Эту штаб-квартиру Дмитрий Иванович и описывал:
«Пробуждение. Утром чуть свет опять за водкой. Кооператив у меня напротив. Высокий, всклокоченный, тощий, с бутылкой белоголовки в левой руке и непостижимым бредом в голове Грин.
Светлое майское утро блаженствует за окном.
Воробьи чирикают на решетке балкона, обсуждая меню завтрака.
– Птички чирикали, как чайные ложечки, – растерянно бормочет А. С. Грин, поглядывая на растрепанных непричесанных воробьев удивленным, смущенным взглядом.
Опустошив бутылку и причесавшись зубной щеткой, Грин стал спокойно пить чай и всячески убеждать меня не забывать прежде всего кормить птиц». [314]
Воспоминания Шепеленки, озаглавленные им «Писатель-антиобыватель», долгое время находились в архиве под замком, чтобы не омрачать образ светлого романтика Грина.
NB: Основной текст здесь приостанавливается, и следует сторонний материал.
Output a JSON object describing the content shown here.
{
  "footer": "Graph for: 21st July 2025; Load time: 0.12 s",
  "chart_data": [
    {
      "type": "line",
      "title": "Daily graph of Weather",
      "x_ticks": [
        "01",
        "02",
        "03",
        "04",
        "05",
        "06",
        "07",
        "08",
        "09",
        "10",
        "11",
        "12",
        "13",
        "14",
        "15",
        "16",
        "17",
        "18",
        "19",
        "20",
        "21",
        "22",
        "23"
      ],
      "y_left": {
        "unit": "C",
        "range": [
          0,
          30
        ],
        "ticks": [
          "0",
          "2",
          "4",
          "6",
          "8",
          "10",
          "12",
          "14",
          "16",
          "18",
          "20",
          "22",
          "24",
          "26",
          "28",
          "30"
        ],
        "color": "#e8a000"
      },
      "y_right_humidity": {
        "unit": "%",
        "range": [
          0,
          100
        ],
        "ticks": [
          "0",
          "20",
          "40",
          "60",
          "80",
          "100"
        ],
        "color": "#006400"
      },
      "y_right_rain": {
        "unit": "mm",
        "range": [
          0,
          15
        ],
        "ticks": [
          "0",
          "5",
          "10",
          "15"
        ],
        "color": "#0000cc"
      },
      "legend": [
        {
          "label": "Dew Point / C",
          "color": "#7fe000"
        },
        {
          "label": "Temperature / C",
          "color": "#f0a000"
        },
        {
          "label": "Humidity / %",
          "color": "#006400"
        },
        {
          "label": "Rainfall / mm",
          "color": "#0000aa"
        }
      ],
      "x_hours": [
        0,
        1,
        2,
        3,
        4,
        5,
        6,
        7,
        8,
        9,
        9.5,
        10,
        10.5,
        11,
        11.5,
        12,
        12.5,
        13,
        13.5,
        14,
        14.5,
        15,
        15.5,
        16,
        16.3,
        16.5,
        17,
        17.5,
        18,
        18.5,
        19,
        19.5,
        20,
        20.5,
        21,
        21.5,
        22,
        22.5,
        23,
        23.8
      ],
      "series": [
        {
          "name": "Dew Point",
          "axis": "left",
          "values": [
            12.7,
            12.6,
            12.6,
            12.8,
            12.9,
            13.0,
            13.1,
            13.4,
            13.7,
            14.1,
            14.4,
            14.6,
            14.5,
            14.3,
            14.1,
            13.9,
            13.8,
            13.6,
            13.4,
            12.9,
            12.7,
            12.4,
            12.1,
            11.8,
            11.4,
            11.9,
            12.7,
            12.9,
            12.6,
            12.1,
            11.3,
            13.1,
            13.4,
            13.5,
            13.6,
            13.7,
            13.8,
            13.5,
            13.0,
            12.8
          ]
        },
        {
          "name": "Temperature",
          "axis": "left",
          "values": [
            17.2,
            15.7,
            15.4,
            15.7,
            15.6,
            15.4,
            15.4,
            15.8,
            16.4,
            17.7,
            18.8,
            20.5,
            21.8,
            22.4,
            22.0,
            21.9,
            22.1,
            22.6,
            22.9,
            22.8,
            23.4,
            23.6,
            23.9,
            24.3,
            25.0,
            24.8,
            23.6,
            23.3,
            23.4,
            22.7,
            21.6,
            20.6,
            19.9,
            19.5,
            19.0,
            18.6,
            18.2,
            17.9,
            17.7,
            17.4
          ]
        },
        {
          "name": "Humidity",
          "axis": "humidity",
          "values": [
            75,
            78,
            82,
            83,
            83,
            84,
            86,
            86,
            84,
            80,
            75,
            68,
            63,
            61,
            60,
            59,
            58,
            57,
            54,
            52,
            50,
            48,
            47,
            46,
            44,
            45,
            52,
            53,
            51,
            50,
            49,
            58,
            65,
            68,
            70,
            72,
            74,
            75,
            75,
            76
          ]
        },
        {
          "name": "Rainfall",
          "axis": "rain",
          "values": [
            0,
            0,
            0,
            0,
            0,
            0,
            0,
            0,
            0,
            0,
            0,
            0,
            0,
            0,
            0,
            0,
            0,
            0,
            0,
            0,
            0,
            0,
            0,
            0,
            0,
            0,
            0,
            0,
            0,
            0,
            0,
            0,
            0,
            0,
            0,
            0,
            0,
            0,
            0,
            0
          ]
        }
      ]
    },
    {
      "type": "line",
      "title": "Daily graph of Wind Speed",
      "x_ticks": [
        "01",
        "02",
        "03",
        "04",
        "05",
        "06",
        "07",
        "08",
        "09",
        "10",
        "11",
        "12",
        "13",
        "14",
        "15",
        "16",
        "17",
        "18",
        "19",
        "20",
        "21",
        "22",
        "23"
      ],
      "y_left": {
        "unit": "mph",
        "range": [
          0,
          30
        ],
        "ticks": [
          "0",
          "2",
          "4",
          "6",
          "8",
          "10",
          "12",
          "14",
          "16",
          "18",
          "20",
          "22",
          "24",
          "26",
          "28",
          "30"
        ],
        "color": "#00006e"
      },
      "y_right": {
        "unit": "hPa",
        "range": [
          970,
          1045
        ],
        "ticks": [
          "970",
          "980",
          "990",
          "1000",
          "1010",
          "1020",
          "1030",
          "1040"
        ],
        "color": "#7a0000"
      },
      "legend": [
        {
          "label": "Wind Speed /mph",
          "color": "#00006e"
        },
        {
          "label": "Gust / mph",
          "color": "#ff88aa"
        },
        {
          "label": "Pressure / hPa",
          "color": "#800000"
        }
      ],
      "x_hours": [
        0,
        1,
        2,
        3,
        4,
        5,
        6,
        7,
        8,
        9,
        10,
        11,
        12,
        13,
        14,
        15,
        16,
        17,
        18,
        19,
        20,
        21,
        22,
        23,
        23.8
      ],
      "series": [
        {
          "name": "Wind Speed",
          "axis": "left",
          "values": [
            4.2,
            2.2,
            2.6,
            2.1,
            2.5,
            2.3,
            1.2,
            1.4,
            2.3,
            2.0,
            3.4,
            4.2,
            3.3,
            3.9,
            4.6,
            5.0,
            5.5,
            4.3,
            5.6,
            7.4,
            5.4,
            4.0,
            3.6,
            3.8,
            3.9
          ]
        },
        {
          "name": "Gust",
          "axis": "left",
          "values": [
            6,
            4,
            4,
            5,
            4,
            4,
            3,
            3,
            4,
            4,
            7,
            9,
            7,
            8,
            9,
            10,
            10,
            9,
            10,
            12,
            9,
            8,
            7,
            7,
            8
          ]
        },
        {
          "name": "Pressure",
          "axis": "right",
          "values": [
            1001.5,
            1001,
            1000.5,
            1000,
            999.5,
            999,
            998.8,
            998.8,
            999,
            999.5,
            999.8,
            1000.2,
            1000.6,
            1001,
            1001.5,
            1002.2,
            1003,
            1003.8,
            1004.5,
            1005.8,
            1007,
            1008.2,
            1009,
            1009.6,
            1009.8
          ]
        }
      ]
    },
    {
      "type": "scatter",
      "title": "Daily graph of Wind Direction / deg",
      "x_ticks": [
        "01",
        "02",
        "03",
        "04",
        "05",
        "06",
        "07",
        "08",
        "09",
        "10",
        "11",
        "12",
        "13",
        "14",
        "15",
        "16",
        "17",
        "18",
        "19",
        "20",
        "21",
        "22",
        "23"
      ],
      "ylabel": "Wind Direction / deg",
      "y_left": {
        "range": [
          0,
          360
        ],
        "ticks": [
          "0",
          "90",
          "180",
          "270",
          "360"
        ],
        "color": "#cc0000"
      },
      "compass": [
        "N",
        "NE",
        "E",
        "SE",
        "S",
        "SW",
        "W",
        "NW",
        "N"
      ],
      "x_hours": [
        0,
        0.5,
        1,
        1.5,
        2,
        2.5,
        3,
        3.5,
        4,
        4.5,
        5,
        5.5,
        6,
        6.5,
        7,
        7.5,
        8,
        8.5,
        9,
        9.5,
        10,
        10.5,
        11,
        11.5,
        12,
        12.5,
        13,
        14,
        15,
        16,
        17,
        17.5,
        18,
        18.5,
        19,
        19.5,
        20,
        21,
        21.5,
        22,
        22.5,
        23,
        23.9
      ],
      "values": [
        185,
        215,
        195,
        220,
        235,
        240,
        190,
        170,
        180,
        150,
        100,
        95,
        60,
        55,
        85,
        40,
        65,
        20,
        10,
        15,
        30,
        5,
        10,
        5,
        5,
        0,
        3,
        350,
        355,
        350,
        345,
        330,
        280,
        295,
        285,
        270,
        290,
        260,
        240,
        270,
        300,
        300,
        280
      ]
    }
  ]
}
Но Александр Степанович не только пил. И если писать о Грине, стараясь не лакировать его образ, придется коснуться не только прекрасных черт его лица. Вспомним еще раз Калицкую: «Я впервые вижу второй, жуткий лик Грина».
«Раньше я всегда знала – сейчас ты хорош, а сейчас сорвешься в истерику; не было от тебя ощущения надежности, уверенности…», – писала мужу и готовая всегда защитить его Нина Грин в 1929 году, окидывая взглядом их прошлое. [315]
Этот второй лик, эту истерику видели многие. Вот еще один сюжет, рассказанный в непричесанных мемуарах Шепеленки, – история о том, как Грин мистифицировал известного пушкиниста Благого.
В московском Доме Герцена, где жил Благой и где Грин останавливался во время своих приездов в Москву, прошел однажды слух, что пьяный Грин собирается влезть к Благому в окно. Благой публично об этом заявил литературной общественности, Грин пообещал, что «проучит» его и прислал заказное письмо с пустым листом бумаги. Потом звонил и молчал в трубку. Раз, другой, третий… Благой занервничал. А Грин продолжал его изводить. Продолжалось это до тех пор, пока Благой не принес Грину письменные извинения, а Грин все не мог взять в толк, как такой трусливый человек может заниматься Пушкиным.
Правда это или очередная легенда о капитане и присвоенных рукописях, сказать трудно. В архиве Грина имеются два письма.
Одно от Благого:
«Уважаемый Александр Степанович!
Как я уже сказал Вам при встрече в Москве, ни о том, что Вы пытались проникнуть через окно в нашу комнату, ни чего-либо подобного я Д. Н. Шепеленко не говорил». [316]
Другое от самого Шепеленки:
«Дорогой Александр Степанович!
Произошло недоразумение. Вы меня не поняли. Фраза „пытался проникнуть к Вам через окно“ ни в коей мере не принадлежит ни мне, ни Дм. Дм-чу. Мне было сказано, что Вы заходили и все.
Я лично сожалею, что Вы уделяете этому такое внимание [317]». [318]
Что было на самом деле, за давностью лет не скажет никто, но жесткая щепетильность в сочетании с непредсказуемостью поведения Грина несомненна.
Шепеленко также вспоминает, как однажды они с Грином пошли во МХАТ. О том, как непросто было в ту пору во МХАТ попасть и как публика предпочитала билеты не покупать, а брать контрамарки у администратора, хорошо известно из «Театрального романа» Булгакова, где «заведующий внутренним порядком Независимого театра» выведен под именем Филиппа Филипповича Тулумбасова. Именно к этому всемогущему человеку направился Грин, и, судя по всему, чем-то они друг другу не понравились. Грин получил свои билеты, после чего нагнулся к окошку и сказал:
– В Гражданскую войну вы служили в отряде Дроздовского.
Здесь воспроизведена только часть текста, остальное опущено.